Not more than 0.5% w/w, Appendix IX C. Use 1g.

ASSAY

Determine the weight of the contents of 10 containers as described in the test for uniformity of weight, Appendix XII C1, Powders for Parenteral Use.

Carry out the method for liquid chromatography, Appendix III D, using the following solutions in the mobile phase.

(1) Dissolve a sufficient quantity of the contents of the sealed container to produce a solution containing 0.060% w/v of Ifosfamide.

(2) 0.060% w/v of ifosfamide BPCRS.

CHROMATOGRAPHIC CONDITIONS

(a) Use a stainless steel column (25 cm × 4.6 mm) packed with octadecylsilyl silica gel for chromatography (5 μm) (Zorbax SB-C18 is suitable).

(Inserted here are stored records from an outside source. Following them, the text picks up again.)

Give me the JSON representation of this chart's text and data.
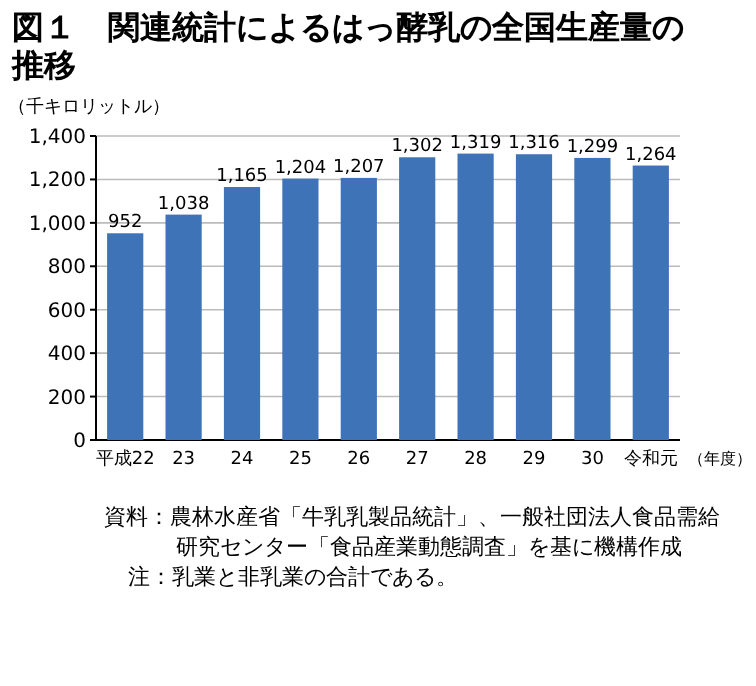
{
  "chart_data": {
    "type": "bar",
    "title": "図１　関連統計によるはっ酵乳の全国生産量の推移",
    "ylabel": "（千キロリットル）",
    "xlabel": "（年度）",
    "categories": [
      "平成22",
      "23",
      "24",
      "25",
      "26",
      "27",
      "28",
      "29",
      "30",
      "令和元"
    ],
    "values": [
      952,
      1038,
      1165,
      1204,
      1207,
      1302,
      1319,
      1316,
      1299,
      1264
    ],
    "value_labels": [
      "952",
      "1,038",
      "1,165",
      "1,204",
      "1,207",
      "1,302",
      "1,319",
      "1,316",
      "1,299",
      "1,264"
    ],
    "color": "#3f73b8",
    "ylim": [
      0,
      1400
    ],
    "yticks": [
      0,
      200,
      400,
      600,
      800,
      {
        "value": 1000,
        "label": "1,000"
      },
      {
        "value": 1200,
        "label": "1,200"
      },
      {
        "value": 1400,
        "label": "1,400"
      }
    ],
    "grid": "y",
    "annotations": [
      "資料：農林水産省「牛乳乳製品統計」、一般社団法人食品需給研究センター「食品産業動態調査」を基に機構作成",
      "注：乳業と非乳業の合計である。"
    ]
  }
}
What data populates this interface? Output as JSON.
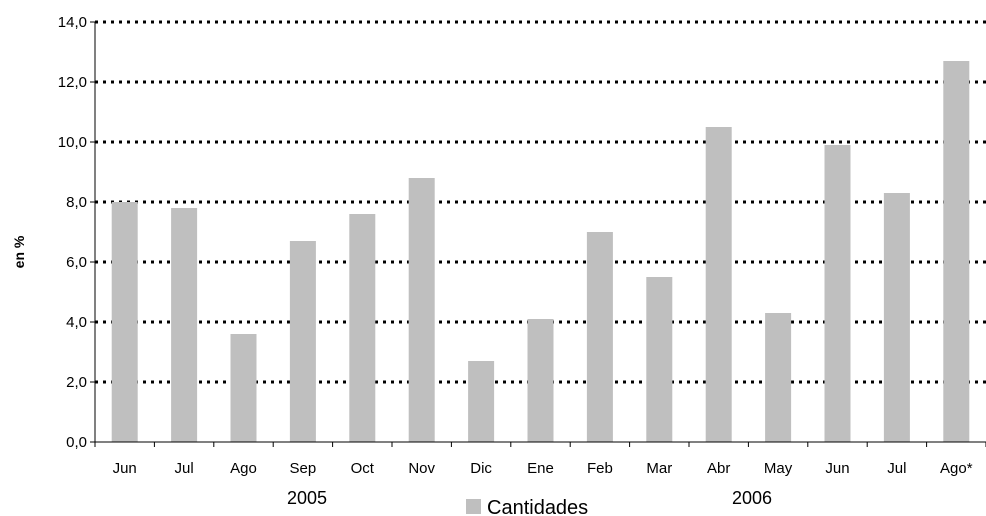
{
  "chart_data": {
    "type": "bar",
    "ylabel": "en %",
    "ylim": [
      0,
      14
    ],
    "yticks": [
      "0,0",
      "2,0",
      "4,0",
      "6,0",
      "8,0",
      "10,0",
      "12,0",
      "14,0"
    ],
    "categories": [
      "Jun",
      "Jul",
      "Ago",
      "Sep",
      "Oct",
      "Nov",
      "Dic",
      "Ene",
      "Feb",
      "Mar",
      "Abr",
      "May",
      "Jun",
      "Jul",
      "Ago*"
    ],
    "year_groups": [
      "2005",
      "2006"
    ],
    "series": [
      {
        "name": "Cantidades",
        "color": "#bfbfbf",
        "values": [
          8.0,
          7.8,
          3.6,
          6.7,
          7.6,
          8.8,
          2.7,
          4.1,
          7.0,
          5.5,
          10.5,
          4.3,
          9.9,
          8.3,
          12.7
        ]
      }
    ],
    "grid": "dotted-horizontal",
    "legend": "bottom-center"
  }
}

(b) Use isocratic elution and the mobile phase described below.

(c) Use a flow rate of 1.5 mL per minute.

(d) Use a column temperature of 30°.

(e) Use a detection wavelength of 195 nm.

(f) Inject 20 μL of each solution.

MOBILE PHASE

A mixture of 30 volumes of acetonitrile R1 and 70 volumes of carbon dioxide-free water.

DETERMINATION OF CONTENT

Calculate the content of C₇H₁₅Cl₂N₂O₂P in a container of average content weight using the declared content of C₇H₁₅Cl₂N₂O₂P in ifosfamide BPCRS.

STORAGE

The sealed container should be kept protected from light.

IMPURITIES

The impurities limited by the requirements of this monograph include those listed under Ifosfamide. Related substances test A is intended to control degradation impurities and Related substances test B is intended to control synthetic impurities.